We have found it very helpful to maintain a US address for banking and other business (We live in California with my daughter and travel a lot 😉 ). If there is something important she can click a photo of it and email it to me. It is very rare that she has to physically send something down here. Keep in mind that if you have stock market investments, it is possible that your bank or investment company won’t even allow you to continue to do business if you have a foreign address. We like Schwab because they refund our ATM fees, and I have been happy with their service overall for many years.
Supermarkets and large stores take credit cards (If you are not a resident, your passport serves as your ID when needed). Roadside markets and smaller shops need cash. Our social security payments are deposited in our US Schwab account. We pay credit cards and other bills on line and get cash as needed from an ATM. You can operate this way indefinitely without a Panamanian bank account.
Joel and I have separate accounts and three active credit cards each. I have known people who come here with only one or two credit cards and then if there is a problem, it can be a huge problem! We have things set up so we can move money between accounts and between banks, so hopefully we will never be left without access to our money. There is Western Union here though in case someone is really stuck and needs money sent to them.

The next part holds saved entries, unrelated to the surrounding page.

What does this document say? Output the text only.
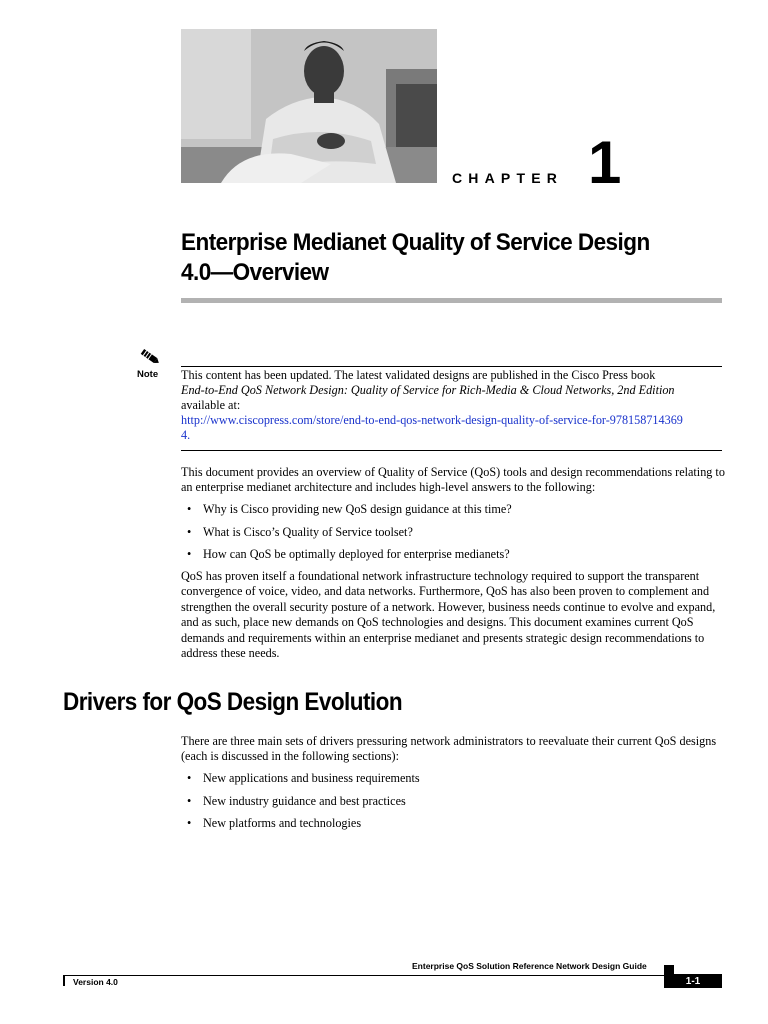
CHAPTER 1
Enterprise Medianet Quality of Service Design 4.0—Overview
Note This content has been updated. The latest validated designs are published in the Cisco Press book
End-to-End QoS Network Design: Quality of Service for Rich-Media & Cloud Networks, 2nd Edition
available at:
http://www.ciscopress.com/store/end-to-end-qos-network-design-quality-of-service-for-978158714369
4.
This document provides an overview of Quality of Service (QoS) tools and design recommendations relating to an enterprise medianet architecture and includes high-level answers to the following:
• Why is Cisco providing new QoS design guidance at this time?
• What is Cisco’s Quality of Service toolset?
• How can QoS be optimally deployed for enterprise medianets?
QoS has proven itself a foundational network infrastructure technology required to support the transparent convergence of voice, video, and data networks. Furthermore, QoS has also been proven to complement and strengthen the overall security posture of a network. However, business needs continue to evolve and expand, and as such, place new demands on QoS technologies and designs. This document examines current QoS demands and requirements within an enterprise medianet and presents strategic design recommendations to address these needs.
Drivers for QoS Design Evolution
There are three main sets of drivers pressuring network administrators to reevaluate their current QoS designs (each is discussed in the following sections):
• New applications and business requirements
• New industry guidance and best practices
• New platforms and technologies
Enterprise QoS Solution Reference Network Design Guide
Version 4.0	1-1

We were considering buying a bit of property in the past and wanted to establish a relationship with a Panamanian bank. We were introduced to someone at Scotia bank by a Panamanian friend, and went through the process of collecting all the necessary documents (letter from our US bank, proof if income and/or tax returns, letters of recommendation both professional and personal, filling out lengthy forms… it was a while ago so I probably forgot something but you get the idea). It was a process but we were successful in getting Panamanian bank accounts, so we each now have a savings and checking account at Scotia Bank. We were not residents at the time, and I have heard the process is easier after you get residency.
Having a Panamanian account has been convenient at times. I can refill my phone time on line, rather than going to the office or buying a card somewhere. I have had to pay a few people and I can transfer money from my Panamanian account to theirs. Some bills are even paid this way, by transferring money from your account to the company account. One thing was different though. I discovered my debit/credit card was using the money in my savings account, not the checking account. This isn’t a problem as long as I know, but I was a bit confused at first when my card said I was about out of money.
We have not financed a car, property, or other large purchase in Panama so I can’t say anything about how that would work. But, for our daily lives this arrangement has worked well for us.